E, embora os críticos de TV tenham sido mais fáceis do que qualquer um durante esse período preocupante e às vezes aterrorizante, não fomos tocados. Não importa o quão bem treinado você esteja sentado em um sofá e olhando para uma tela, você não está fazendo isso com o mesmo nível de conforto que tinha antes.

O desejo de verificar as notícias é mais forte. Qualquer suscetibilidade que você possa ter a sentimentos de inutilidade geral é dobrada. O pior de tudo é que todos os outros em seu prédio também estão em casa durante o dia e, em vez de assistir à TV, eles fazem dança aeróbica ou praticam violoncelo.


É isso neste briefing. Vejo você na próxima vez.

– Carole


Obrigado
À Melissa Clark pela receita, e a Theodore Kim e Jahaan Singh pelo resto do intervalo das notícias.

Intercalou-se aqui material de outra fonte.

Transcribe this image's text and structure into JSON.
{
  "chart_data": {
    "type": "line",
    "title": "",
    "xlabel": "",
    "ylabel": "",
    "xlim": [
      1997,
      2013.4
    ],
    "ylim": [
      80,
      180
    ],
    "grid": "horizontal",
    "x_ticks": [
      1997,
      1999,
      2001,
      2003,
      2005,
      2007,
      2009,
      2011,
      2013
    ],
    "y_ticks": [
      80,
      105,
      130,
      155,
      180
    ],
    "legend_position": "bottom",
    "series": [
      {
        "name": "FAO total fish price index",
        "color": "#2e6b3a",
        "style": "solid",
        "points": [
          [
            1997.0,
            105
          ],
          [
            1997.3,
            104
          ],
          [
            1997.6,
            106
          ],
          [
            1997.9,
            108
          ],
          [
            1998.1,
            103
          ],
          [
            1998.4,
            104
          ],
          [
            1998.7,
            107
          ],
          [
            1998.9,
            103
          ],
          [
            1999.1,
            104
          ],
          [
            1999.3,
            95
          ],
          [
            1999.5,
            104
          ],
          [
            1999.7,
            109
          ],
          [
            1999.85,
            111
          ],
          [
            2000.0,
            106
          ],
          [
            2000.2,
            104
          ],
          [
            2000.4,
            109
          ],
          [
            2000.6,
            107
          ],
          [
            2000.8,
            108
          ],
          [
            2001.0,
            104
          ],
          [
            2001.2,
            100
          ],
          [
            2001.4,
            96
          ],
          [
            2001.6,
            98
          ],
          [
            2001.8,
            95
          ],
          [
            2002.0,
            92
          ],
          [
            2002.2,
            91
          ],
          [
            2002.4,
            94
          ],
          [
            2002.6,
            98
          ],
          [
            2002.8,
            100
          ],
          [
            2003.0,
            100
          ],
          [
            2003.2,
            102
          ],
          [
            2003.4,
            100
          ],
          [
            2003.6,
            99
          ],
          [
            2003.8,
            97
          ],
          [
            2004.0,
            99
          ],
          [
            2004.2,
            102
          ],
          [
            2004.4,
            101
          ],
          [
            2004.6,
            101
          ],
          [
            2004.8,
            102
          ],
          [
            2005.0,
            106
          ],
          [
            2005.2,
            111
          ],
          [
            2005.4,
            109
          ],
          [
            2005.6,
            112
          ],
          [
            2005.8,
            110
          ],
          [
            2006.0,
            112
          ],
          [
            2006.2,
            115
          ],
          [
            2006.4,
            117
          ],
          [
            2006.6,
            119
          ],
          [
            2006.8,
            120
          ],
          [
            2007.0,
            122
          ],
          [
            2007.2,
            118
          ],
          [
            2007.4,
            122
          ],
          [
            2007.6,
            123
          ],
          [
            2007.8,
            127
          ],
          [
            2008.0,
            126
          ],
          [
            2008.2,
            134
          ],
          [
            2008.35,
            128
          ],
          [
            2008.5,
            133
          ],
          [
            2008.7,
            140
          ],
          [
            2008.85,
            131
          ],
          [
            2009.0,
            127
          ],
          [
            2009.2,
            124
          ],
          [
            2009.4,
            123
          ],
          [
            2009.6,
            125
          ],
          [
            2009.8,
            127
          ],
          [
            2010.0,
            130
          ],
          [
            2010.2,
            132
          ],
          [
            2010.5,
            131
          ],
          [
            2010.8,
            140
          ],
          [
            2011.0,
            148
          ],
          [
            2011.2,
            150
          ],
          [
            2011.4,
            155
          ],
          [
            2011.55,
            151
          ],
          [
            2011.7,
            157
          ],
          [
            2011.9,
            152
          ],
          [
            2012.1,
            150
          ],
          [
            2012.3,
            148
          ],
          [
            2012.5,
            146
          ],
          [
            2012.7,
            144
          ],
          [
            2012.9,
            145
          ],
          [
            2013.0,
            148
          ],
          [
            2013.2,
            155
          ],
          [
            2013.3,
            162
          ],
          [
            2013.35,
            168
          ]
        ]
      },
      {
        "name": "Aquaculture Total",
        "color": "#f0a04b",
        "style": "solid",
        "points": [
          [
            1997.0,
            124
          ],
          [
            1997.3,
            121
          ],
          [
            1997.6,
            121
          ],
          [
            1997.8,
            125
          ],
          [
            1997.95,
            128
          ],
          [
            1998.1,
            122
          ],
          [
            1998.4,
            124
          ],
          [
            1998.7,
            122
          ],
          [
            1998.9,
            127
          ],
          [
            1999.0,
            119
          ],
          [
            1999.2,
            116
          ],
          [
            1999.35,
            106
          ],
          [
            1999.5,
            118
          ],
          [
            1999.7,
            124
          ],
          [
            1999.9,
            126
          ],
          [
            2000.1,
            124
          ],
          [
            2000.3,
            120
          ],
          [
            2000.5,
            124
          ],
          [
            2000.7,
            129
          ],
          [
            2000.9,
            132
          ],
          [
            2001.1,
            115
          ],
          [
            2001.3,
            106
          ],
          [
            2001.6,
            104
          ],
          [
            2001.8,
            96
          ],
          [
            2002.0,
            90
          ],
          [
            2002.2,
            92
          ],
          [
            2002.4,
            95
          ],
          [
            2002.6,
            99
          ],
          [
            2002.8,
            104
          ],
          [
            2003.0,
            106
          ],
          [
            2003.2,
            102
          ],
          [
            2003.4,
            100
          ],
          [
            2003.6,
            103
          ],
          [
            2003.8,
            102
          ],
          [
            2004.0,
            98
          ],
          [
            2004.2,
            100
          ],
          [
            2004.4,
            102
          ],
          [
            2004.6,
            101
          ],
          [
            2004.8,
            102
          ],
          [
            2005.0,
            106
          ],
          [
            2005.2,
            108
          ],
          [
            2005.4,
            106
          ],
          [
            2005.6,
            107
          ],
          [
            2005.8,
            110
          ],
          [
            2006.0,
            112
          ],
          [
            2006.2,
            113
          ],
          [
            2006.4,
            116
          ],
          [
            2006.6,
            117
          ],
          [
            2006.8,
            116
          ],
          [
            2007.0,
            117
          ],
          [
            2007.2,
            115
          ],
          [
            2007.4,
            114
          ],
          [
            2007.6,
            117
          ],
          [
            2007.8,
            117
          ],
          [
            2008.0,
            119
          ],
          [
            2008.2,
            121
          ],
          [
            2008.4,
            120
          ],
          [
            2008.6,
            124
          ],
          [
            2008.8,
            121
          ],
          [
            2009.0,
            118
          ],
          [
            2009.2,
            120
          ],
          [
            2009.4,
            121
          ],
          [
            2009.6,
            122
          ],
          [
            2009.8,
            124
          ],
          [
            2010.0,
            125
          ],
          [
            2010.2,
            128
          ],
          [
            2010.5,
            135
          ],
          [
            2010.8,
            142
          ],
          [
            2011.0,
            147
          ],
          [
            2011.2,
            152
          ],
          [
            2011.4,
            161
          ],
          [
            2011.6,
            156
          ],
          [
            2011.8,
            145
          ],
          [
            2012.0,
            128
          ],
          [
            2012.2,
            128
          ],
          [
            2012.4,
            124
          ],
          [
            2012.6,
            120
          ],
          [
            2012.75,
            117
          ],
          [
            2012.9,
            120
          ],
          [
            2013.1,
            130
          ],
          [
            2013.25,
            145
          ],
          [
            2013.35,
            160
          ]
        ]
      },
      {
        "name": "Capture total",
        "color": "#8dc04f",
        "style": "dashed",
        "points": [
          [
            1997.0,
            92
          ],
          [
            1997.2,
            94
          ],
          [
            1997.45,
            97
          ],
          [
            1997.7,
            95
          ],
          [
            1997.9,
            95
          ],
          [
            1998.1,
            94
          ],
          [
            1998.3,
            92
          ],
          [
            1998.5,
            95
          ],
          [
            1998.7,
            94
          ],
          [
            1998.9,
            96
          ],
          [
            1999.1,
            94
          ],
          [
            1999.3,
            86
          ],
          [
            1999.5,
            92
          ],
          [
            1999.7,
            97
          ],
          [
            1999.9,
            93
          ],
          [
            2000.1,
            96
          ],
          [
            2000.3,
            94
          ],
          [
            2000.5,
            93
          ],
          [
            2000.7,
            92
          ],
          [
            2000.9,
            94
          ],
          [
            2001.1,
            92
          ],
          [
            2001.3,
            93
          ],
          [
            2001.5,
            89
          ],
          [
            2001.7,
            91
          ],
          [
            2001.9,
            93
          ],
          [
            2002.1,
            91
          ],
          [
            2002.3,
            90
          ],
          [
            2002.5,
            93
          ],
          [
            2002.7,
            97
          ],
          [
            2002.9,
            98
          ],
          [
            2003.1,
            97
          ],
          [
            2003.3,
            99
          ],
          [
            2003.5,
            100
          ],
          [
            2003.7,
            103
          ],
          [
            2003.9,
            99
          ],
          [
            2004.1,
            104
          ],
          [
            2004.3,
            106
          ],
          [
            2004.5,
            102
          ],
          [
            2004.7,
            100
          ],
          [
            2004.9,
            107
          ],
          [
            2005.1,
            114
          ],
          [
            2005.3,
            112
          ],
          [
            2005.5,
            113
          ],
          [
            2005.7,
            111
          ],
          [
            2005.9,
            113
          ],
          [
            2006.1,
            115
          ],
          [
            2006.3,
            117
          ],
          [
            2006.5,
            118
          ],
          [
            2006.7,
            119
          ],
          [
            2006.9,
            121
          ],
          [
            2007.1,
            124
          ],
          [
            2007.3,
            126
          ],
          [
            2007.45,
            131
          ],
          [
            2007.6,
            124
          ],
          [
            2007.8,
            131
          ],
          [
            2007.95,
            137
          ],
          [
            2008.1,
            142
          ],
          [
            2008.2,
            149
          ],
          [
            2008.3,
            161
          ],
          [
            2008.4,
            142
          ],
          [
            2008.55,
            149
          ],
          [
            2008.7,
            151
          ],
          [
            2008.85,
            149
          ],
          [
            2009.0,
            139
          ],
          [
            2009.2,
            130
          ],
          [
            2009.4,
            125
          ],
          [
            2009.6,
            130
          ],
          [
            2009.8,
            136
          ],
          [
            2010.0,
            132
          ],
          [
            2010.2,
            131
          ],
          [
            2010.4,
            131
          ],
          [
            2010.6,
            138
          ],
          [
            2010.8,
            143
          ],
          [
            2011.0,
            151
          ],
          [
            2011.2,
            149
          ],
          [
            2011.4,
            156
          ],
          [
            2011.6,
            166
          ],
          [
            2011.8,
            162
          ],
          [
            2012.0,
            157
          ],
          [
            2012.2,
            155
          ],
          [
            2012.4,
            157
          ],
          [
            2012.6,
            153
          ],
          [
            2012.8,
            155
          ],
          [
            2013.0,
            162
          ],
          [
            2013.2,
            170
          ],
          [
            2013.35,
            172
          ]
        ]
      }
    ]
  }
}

Você pode entrar em contato com a equipe em [email protected]

P.S.
• Estamos ouvindo “The Daily”. Nosso último episódio está sobre a crise em Minneapolis.
• Aqui estão nossas Mini palavras cruzadas e uma pista: Aplaudimos (quatro letras). Você pode encontrar todos os nossos quebra-cabeças aqui.
• A New York Times Magazine ganhou cinco prêmios National Magazine – conhecidos como Ellies – por Mídia impressa e digital da Sociedade Americana de Editores de Revistas, o máximo para qualquer publicação.